10 Am I now seeking the favor of men, or of God? Or am I trying to please men? If I were still pleasing men, I should not be a servant of Christ.

(Galatians 1:6-10)

One thing about reading St. Paul’s letters is we know there have been other letters sent, often to him, but sometimes from him. So there is this sense of catching part of a conversation or dialogue. Yet, while we might like to know the full context, we are still hearing the authoritative (and thus important) part of that conversation.

Here we can see St. Paul lamenting several things. What I read from this is as follows:

  • The Galatians are very quickly abandoning the true faith
  • They are ditching the truth for the sake of another gospel
  • Someone else is treading to lead them astray
  • Anyone who tries to lead you from the truth is automatically anathema
  • The Galatians are apparently doing this to please men

From the later context of the letter we can see what is going on: there has been a wave of “Judaizers” coming to the Church in Galatia who are trying to insist that Gentile converts to Christianity adopt completely the Mosaic law. This is leading the Church in Galatia astray- they are losing sight of the important of faith and think that following the works of the Mosaic law is all they need to be saved. And so St. Paul sent his letter to correct this.

What intrigues me is the last part, because it seems the most important to us today. The Galatians were evidently doing this in order to please other human beings (the Judaizers and presumably other Jews). While the particular currents of heresy might ebb and flow throughout history, the desire to please human beings remains. And now, just as then, it can lead us astray. Thus, the central lesson of this passage is to remind us that we must never forsake the truth for the sake of popularity.

The second passage that interests me is from the Second Letter to the Corinthians:

We want you to know, brethren, about the grace of God which has been shown in the churches of Macedo′nia, for in a severe test of affliction, their abundance of joy and their extreme poverty have overflowed in a wealth of liberality on their part. For they gave according to their means, as I can testify, and beyond their means, of their own free will, begging us earnestly for the favor of taking part in the relief of the saints— and this, not as we expected, but first they gave themselves to the Lord and to us by the will of God. Accordingly we have urged Titus that as he had already made a beginning, he should also complete among you this gracious work. Now as you excel in everything—in faith, in utterance, in knowledge, in all earnestness, and in your love for us—see that you excel in this gracious work also.

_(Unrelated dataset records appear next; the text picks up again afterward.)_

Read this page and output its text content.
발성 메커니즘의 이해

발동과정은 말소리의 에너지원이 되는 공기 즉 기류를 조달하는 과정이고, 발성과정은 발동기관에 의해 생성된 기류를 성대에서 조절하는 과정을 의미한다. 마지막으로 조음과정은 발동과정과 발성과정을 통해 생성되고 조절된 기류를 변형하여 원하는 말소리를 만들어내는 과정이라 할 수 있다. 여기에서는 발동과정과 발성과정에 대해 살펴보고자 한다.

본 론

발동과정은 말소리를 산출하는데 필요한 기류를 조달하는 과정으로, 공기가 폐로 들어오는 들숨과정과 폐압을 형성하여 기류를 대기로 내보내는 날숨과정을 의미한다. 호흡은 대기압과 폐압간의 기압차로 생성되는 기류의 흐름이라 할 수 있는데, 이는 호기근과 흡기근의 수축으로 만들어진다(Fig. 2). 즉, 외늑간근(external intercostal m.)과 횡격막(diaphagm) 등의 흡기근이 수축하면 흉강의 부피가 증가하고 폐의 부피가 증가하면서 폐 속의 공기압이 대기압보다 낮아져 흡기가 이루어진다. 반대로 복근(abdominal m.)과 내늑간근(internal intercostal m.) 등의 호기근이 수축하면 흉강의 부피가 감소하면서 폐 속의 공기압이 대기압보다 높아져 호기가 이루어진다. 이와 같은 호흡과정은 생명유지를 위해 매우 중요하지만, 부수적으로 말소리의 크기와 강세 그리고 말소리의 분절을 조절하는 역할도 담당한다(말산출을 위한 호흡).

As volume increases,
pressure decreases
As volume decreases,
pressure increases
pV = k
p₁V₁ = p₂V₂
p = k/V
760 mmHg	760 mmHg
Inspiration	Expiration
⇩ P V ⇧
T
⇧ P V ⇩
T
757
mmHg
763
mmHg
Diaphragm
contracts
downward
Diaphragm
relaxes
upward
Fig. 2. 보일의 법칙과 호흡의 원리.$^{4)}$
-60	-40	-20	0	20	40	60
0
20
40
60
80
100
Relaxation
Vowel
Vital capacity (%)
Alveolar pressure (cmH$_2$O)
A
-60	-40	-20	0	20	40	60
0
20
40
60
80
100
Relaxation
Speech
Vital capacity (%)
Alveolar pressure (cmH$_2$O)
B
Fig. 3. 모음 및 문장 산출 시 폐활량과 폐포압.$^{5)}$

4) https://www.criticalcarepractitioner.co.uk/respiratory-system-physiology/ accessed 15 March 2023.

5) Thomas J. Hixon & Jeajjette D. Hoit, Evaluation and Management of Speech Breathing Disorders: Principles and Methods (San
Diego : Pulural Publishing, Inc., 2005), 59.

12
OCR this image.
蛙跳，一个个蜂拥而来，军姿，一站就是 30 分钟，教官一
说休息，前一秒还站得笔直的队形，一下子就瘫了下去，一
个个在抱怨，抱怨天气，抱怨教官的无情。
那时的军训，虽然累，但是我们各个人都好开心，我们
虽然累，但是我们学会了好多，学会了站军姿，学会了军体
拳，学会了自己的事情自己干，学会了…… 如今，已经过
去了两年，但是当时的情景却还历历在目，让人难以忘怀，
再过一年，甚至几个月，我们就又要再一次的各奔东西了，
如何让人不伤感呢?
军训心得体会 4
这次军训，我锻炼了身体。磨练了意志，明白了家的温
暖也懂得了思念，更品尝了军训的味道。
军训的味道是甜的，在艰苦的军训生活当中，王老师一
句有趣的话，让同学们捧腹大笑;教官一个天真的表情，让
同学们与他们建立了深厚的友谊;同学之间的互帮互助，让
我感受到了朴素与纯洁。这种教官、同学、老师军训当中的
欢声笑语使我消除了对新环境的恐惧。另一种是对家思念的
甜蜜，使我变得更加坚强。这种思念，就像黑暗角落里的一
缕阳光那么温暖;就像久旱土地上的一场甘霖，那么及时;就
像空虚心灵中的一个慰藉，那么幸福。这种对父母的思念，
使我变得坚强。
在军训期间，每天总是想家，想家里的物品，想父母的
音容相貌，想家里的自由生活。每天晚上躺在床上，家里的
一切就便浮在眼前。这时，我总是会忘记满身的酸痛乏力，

I say this not as a command, but to prove by the earnestness of others that your love also is genuine. For you know the grace of our Lord Jesus Christ, that though he was rich, yet for your sake he became poor, so that by his poverty you might become rich. 10 And in this matter I give my advice: it is best for you now to complete what a year ago you began not only to do but to desire, 11 so that your readiness in desiring it may be matched by your completing it out of what you have. 12 For if the readiness is there, it is acceptable according to what a man has, not according to what he has not. 13 I do not mean that others should be eased and you burdened, 14 but that as a matter of equality your abundance at the present time should supply their want, so that their abundance may supply your want, that there may be equality. 15 As it is written, “He who gathered much had nothing over, and he who gathered little had no lack.”

(2 Corinthians 8:1-15)

Generosity must come from the heart. It can never be ordered or compelled. Taxation is never generosity, no matter how the money is spent. It can never be charity, for charity is love, and again, love comes from the heart. “There is no fear in love, but perfect love casts out fear. For fear has to do with punishment, and he who fears is not perfected in love.” (1 John 4:18). We pay taxes out of fear, so they cannot meet that requirement.

St. Paul understood this, and so his invitation to the Corinthians to be generous was itself an act of love. He was giving them an opportunity to perfect themselves in their faith journey.